The copycat effect is a proven phenomenon, and movies, news reports, and games are all potential inspirations. In 1998, Mario Padilla and Samuel Ramirez stabbed Mario’s mother forty five times. Their motive was poverty, because they needed money. They needed money to buy ghostface costumes and a voice changer to go on a killing spree in the style of Scream.
Two other ghostface-style killings followed shortly after. Thierry Jaradin stabbed a fifteen year old girl while wearing the costume after she refused to go on a date. A French teenager known only as “Julian” wore the costume and stabbed a fellow student to death after rejections by other girls. In both cases, the motive was loneliness.
Did Scream play a role in the murders? Yes. But would they have occurred had it not been for Scream? Yes again. The copycat effect suggests that impressionable killers are looking for instruction, inspiration, or justification for the motives they have.
Copycat killers will kill in a certain way, because (perhaps) it has proven shock value. Because the killings would draw attention and make them famous, because the media love a sensationalist story. Or, they could point to media and say “Other people made me what I am, so I am not to blame.”

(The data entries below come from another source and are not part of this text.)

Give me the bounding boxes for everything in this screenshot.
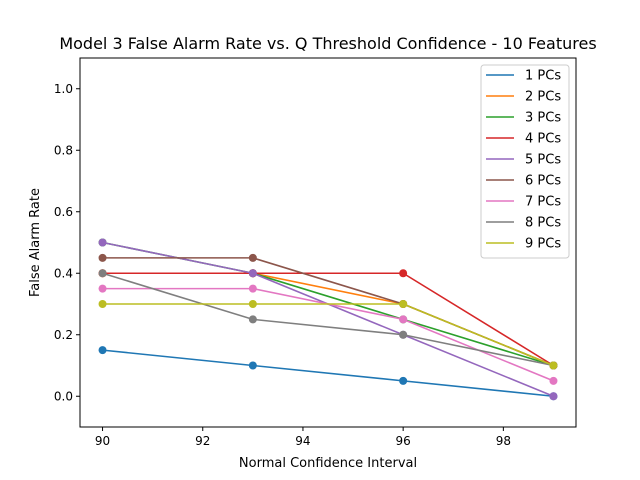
- legend-item: 4 PCs: [486, 132, 561, 147]
- data-point: [549, 392, 558, 401]
- legend-label: 8 PCs: [525, 216, 561, 231]
- data-point: [248, 361, 257, 370]
- chart-title: Model 3 False Alarm Rate vs. Q Threshold…: [59, 34, 596, 53]
- data-point: [248, 284, 257, 293]
- data-point: [248, 269, 257, 278]
- y-axis-label: False Alarm Rate: [28, 188, 43, 297]
- data-point: [98, 238, 107, 247]
- x-tick-label: 98: [496, 434, 511, 448]
- legend: 1 PCs 2 PCs 3 PCs 4 PCs 5 PCs 6 PCs 7 PCs 8 PCs…: [480, 64, 570, 259]
- legend-box: [480, 64, 570, 259]
- legend-item: 9 PCs: [486, 237, 561, 252]
- data-point: [399, 330, 408, 339]
- legend-label: 2 PCs: [525, 90, 561, 105]
- series-9-pcs: [98, 300, 558, 370]
- data-point: [399, 269, 408, 278]
- data-point: [248, 253, 257, 262]
- data-point: [399, 315, 408, 324]
- series-layer: [98, 238, 558, 401]
- y-tick-label: 0.2: [54, 328, 73, 342]
- series-line: [102, 272, 554, 367]
- legend-label: 4 PCs: [525, 132, 561, 147]
- y-tick-label: 0.8: [54, 143, 73, 157]
- data-point: [98, 284, 107, 293]
- legend-item: 7 PCs: [486, 195, 561, 210]
- series-line: [102, 349, 554, 398]
- legend-item: 6 PCs: [486, 174, 561, 189]
- data-point: [98, 253, 107, 262]
- data-point: [248, 315, 257, 324]
- data-point: [399, 376, 408, 385]
- data-point: [98, 346, 107, 355]
- legend-label: 1 PCs: [525, 69, 561, 84]
- data-point: [399, 300, 408, 308]
- x-axis: 90 92 94 96 98: [95, 427, 511, 448]
- data-point: [248, 300, 257, 308]
- legend-item: 5 PCs: [486, 153, 561, 168]
- legend-item: 3 PCs: [486, 111, 561, 126]
- legend-item: 2 PCs: [486, 90, 561, 105]
- legend-label: 3 PCs: [525, 111, 561, 126]
- legend-item: 8 PCs: [486, 216, 561, 231]
- series-line: [102, 272, 554, 367]
- y-tick-label: 0.0: [54, 389, 73, 403]
- data-point: [549, 361, 558, 370]
- x-tick-label: 90: [95, 434, 110, 448]
- y-tick-label: 1.0: [54, 82, 73, 96]
- legend-label: 7 PCs: [525, 195, 561, 210]
- y-axis: 0.0 0.2 0.4 0.6 0.8 1.0: [54, 82, 80, 403]
- series-8-pcs: [98, 269, 558, 370]
- legend-label: 6 PCs: [525, 174, 561, 189]
- y-tick-label: 0.6: [54, 205, 73, 219]
- legend-label: 9 PCs: [525, 237, 561, 252]
- data-point: [549, 376, 558, 385]
- x-tick-label: 96: [396, 434, 411, 448]
- data-point: [98, 269, 107, 278]
- y-tick-label: 0.4: [54, 266, 73, 280]
- x-tick-label: 92: [195, 434, 210, 448]
- legend-label: 5 PCs: [525, 153, 561, 168]
- x-axis-label: Normal Confidence Interval: [239, 456, 417, 471]
- plot-frame: [79, 57, 577, 428]
- data-point: [98, 300, 107, 308]
- x-tick-label: 94: [295, 434, 310, 448]
- legend-item: 1 PCs: [486, 69, 561, 84]
- series-line: [102, 303, 554, 367]
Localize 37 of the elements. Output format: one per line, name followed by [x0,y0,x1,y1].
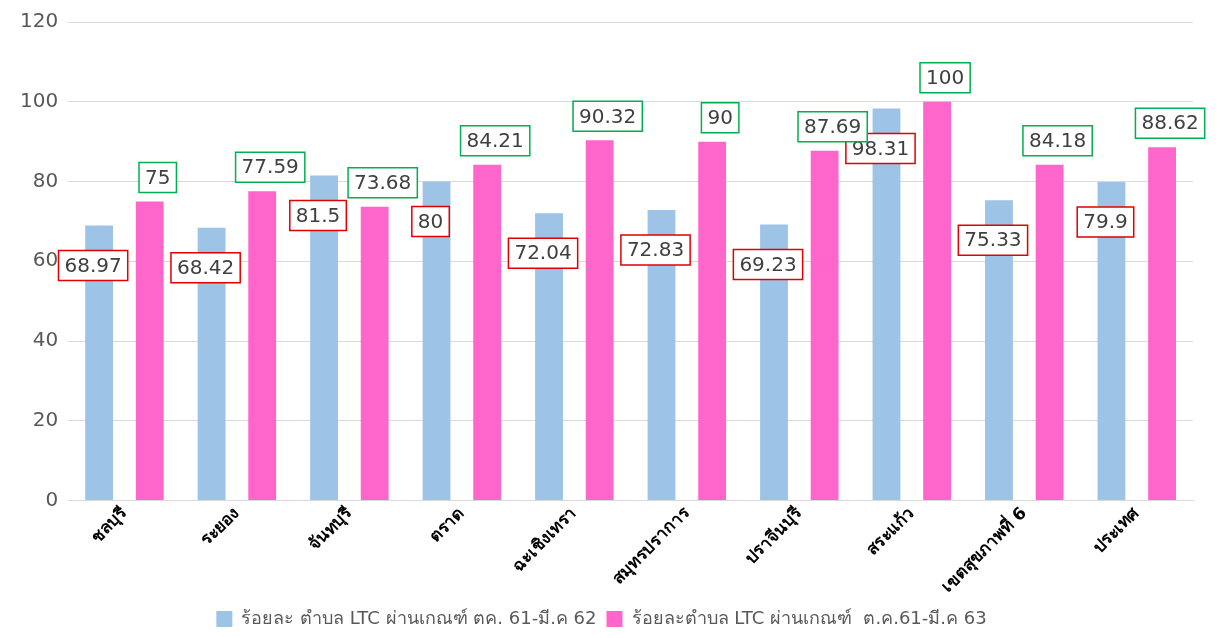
y-tick-label: 60 [32,247,59,272]
y-tick-label: 80 [32,167,59,192]
legend-label: ร้อยละ ตำบล LTC ผ่านเกณฑ์ ตค. 61-มี.ค 62 [241,606,597,628]
bar [1035,164,1064,501]
y-tick-label: 20 [32,407,59,431]
bar [698,141,727,501]
data-label: 69.23 [739,251,797,276]
bar [473,164,502,501]
data-label: 68.97 [64,252,122,277]
bar [810,150,839,501]
data-label: 90.32 [579,103,637,128]
data-label: 84.18 [1028,128,1087,153]
y-tick-label: 40 [32,327,59,352]
data-label: 79.9 [1083,209,1128,234]
data-label: 88.62 [1141,110,1199,135]
bar [1148,147,1176,501]
data-label: 72.83 [626,237,685,262]
data-label: 72.04 [514,240,572,265]
data-label: 68.42 [176,254,235,279]
data-label: 81.5 [295,202,341,227]
bar [923,101,952,501]
y-tick-label: 120 [19,8,59,33]
data-label: 84.21 [466,127,524,152]
data-label: 77.59 [241,154,299,179]
data-label: 75 [145,164,171,189]
y-tick-label: 100 [19,87,59,112]
legend-label: ร้อยละตำบล LTC ผ่านเกณฑ์ ต.ค.61-มี.ค 63 [631,606,987,628]
data-label: 90 [707,104,733,129]
y-tick-label: 0 [45,486,59,511]
bar [360,206,389,501]
data-label: 80 [417,208,444,233]
bar [135,201,164,501]
data-label: 73.68 [354,169,412,194]
data-label: 100 [926,64,965,89]
bar [585,140,614,501]
data-label: 75.33 [964,227,1022,252]
bar [248,191,277,501]
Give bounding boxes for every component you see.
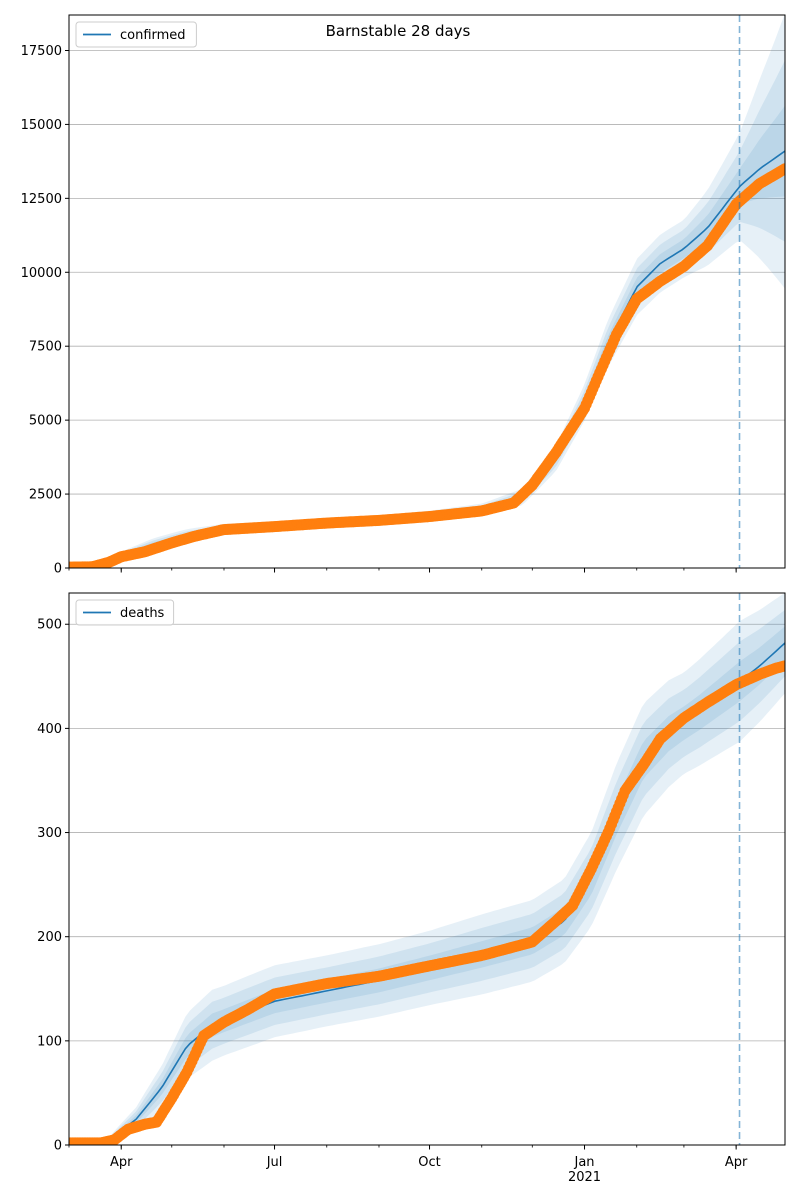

Again, this is not the deluded ramblings of a gaming apologist. Every university study on copycat crimes has found no causal connection between the media inspiration and the crimes committed. In every crime linked with a violent film or video game, the crime would have been committed anyway, for the underlying motive was there all along. As was the willingness to seek a justification.
Copycat inspiration is everywhere
If some people are so impressionable, couldn’t we just censor the muse? Remove the impressions? That’s what the anti-game politicians say, after all.
No, we can’t.
Violence is everywhere. The news reports killings as they happen, often in the goriest details possible. Violent films hit the cinemas every week. YouTube lets you watch uncensored videos of people being hurt. Even a basic Google image search shows some pretty nasty stuff.
The oft-repeated counter-argument to this is that the interactivity, and seeming innocence of gaming makes it unique. An all-pervasive, malign influence on the mind… like Mass Effect’s reapers.
Yet the copycat effect is not some passive, invisible influence. It has no effect on a reasonable, guarded mind. Instead, impressionable would-be killers actively seek out inspirations, instructions, and justifications for their murders. If not Scream, then perhaps Grand Theft Auto. If not Grand Theft Auto, then CSI. If not CSI, then whatever’s being glorified by the media right now.
In the absence of any one source of inspiration, another one will take its place. Neither video games, news reports, nor films are any worse than each other. They may, however, all serve as inspiration to a vulnerable person. And this is why they mistakenly take the blame.
If we accept this, then the solution to increasing violence is not censorship. Rather, it is providing better role models for the impressionable. Removing drops from the ocean will not address the underlying motives behind murder. In the absence of positive influences on people, you cannot take zero from zero to make two.